One night of good times
Aaron Goodvin and Fast Lane reunite for LB's show
Wednesday, May 21, 2014 06:00 am
In its day, Aaron Goodvin and Fast Lane was one of the most dynamic and energetic bands around.
Put together in 2004, it rocked the clubs and bars. But when Goodvin opted to move to Nashville permanently to pursue a songwriting and recording career, the group disbanded.
But the easygoing Goodvin, with a drawl that stretches from here to Louisiana, never forgot his roots or his friends.
Just in time for the Rainmaker Rodeo, Aaron Goodvin and Fast Lane are hosting a one-off revival on Friday, May 23 at LB’s Pub.
“I don’t think we’ll miss a beat. We’ve all become professionals. We’ll just grab a set list and go to it,” said Goodvin.
Rounding out Fast Lane is Matt McKay (guitar), Ben Bradley (drums) and Dylan Gillett (bass).
The reunion was put into action after Goodvin attended the wedding of Cory Callingwood, former manager of the now defunct Palomino Saloon in Sherwood Park, where the band used to play.
“He asked if there was any way to get the old band together. I hit up all the guys and they were more than excited,” Goodvin explained.
Since Goodvin moved to Nashville about seven years ago, the support musicians honed their craft and advanced their careers.

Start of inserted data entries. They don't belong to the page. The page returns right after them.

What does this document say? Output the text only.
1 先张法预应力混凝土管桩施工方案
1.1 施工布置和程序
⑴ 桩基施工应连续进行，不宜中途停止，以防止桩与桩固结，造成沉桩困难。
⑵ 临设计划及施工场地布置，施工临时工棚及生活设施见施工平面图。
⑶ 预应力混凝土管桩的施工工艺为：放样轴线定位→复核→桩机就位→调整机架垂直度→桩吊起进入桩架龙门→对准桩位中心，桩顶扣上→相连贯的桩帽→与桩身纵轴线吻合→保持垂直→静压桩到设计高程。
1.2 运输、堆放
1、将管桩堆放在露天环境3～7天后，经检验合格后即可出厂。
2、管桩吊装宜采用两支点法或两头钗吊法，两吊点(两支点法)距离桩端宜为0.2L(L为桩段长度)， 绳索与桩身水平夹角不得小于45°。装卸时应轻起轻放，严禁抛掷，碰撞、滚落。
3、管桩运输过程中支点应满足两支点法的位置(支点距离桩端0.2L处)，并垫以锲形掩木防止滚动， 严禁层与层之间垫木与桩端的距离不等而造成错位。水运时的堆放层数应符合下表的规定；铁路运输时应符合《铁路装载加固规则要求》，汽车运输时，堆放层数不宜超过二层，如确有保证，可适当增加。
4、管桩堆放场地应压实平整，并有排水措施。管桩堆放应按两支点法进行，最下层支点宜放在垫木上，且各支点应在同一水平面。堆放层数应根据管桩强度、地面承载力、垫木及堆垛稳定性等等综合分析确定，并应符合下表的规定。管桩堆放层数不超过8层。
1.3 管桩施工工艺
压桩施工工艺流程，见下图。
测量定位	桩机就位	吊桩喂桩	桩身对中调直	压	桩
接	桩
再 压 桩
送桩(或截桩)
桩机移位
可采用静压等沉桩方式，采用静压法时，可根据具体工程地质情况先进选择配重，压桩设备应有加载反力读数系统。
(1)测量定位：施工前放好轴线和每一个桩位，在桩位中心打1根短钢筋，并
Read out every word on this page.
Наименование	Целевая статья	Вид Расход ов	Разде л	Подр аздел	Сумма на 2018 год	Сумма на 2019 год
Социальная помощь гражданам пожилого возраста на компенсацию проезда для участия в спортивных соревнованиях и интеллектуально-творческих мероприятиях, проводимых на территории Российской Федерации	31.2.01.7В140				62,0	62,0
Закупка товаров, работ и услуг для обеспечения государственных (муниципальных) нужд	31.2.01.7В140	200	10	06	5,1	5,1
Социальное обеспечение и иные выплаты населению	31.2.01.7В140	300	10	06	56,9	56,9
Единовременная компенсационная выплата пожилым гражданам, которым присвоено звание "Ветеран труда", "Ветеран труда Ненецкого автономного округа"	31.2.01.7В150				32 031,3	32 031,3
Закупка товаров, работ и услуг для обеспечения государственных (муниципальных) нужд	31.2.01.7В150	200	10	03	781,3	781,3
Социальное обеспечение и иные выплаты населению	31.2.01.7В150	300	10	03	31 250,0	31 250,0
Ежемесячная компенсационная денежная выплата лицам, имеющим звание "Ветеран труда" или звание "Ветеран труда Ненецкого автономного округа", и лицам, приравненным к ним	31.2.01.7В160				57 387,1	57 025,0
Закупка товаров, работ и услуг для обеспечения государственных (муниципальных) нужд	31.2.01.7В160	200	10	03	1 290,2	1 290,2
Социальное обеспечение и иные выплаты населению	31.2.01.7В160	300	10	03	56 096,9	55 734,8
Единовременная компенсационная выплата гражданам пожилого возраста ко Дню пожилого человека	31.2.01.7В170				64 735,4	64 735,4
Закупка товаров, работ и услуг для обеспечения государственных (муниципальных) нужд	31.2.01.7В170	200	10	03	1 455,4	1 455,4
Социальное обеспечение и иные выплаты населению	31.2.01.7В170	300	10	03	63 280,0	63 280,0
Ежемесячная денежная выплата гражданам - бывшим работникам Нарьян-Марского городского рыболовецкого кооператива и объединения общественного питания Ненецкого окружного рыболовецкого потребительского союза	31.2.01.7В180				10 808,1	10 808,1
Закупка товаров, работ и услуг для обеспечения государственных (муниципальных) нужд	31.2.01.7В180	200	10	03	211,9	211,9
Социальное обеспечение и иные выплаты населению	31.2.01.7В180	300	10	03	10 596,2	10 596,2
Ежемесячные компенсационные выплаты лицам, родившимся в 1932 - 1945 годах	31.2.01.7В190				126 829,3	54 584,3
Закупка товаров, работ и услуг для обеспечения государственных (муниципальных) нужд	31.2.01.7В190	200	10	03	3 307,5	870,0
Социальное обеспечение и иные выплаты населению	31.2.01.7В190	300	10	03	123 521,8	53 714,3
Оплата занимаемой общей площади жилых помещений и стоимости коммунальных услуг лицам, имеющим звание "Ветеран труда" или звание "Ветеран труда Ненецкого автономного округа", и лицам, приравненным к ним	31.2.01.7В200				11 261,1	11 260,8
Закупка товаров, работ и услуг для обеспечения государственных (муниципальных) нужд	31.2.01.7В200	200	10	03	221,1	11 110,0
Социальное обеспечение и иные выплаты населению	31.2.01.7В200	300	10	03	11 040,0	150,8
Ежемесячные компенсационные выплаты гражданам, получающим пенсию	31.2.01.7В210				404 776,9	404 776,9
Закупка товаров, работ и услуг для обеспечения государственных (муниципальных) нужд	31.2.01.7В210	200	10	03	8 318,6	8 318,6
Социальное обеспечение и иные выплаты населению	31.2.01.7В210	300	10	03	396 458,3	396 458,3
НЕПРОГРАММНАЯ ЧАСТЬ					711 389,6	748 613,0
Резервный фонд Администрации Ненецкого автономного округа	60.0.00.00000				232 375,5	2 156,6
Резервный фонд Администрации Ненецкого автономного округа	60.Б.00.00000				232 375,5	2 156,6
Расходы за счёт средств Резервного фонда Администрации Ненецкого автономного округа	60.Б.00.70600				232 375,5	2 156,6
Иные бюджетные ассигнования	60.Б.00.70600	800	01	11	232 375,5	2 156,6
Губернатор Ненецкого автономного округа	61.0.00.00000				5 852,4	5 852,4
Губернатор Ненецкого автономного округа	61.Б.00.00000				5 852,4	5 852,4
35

Bradley has freelanced for Gord Bamford, Deric Ruttan and Jason Greeley as well as becoming a recipient of the CCMA Drummer of the Year award.
McKay works the Canadian country music scene as a producer, session/live musician and songwriter. He is also a four-time CCMA nominee.
Maintaining the lowest profile, Gillett continues to perform around the Sylvan Lake area where he now makes his home.
“When we played the Palomino we had a core of 20 to 30 songs and we did it really well. We played a kind of rockin’ country based around the good times. We did a lot of harmonies – stuff that challenged us – something like the Eagles. We want people to remember what we used to do,” Goodvin said.
The band originally went their separate ways after an album they recorded, Almost Famous, went nowhere.
“We couldn’t get anybody in the industry behind us.”
Today, the singer-songwriters’ individual experiences allow them to take music deeper.
“It’s really about coming to see live music – what we do now and what we’ve done in the past. We’re 10 times better than we were and we were pretty good in the past.”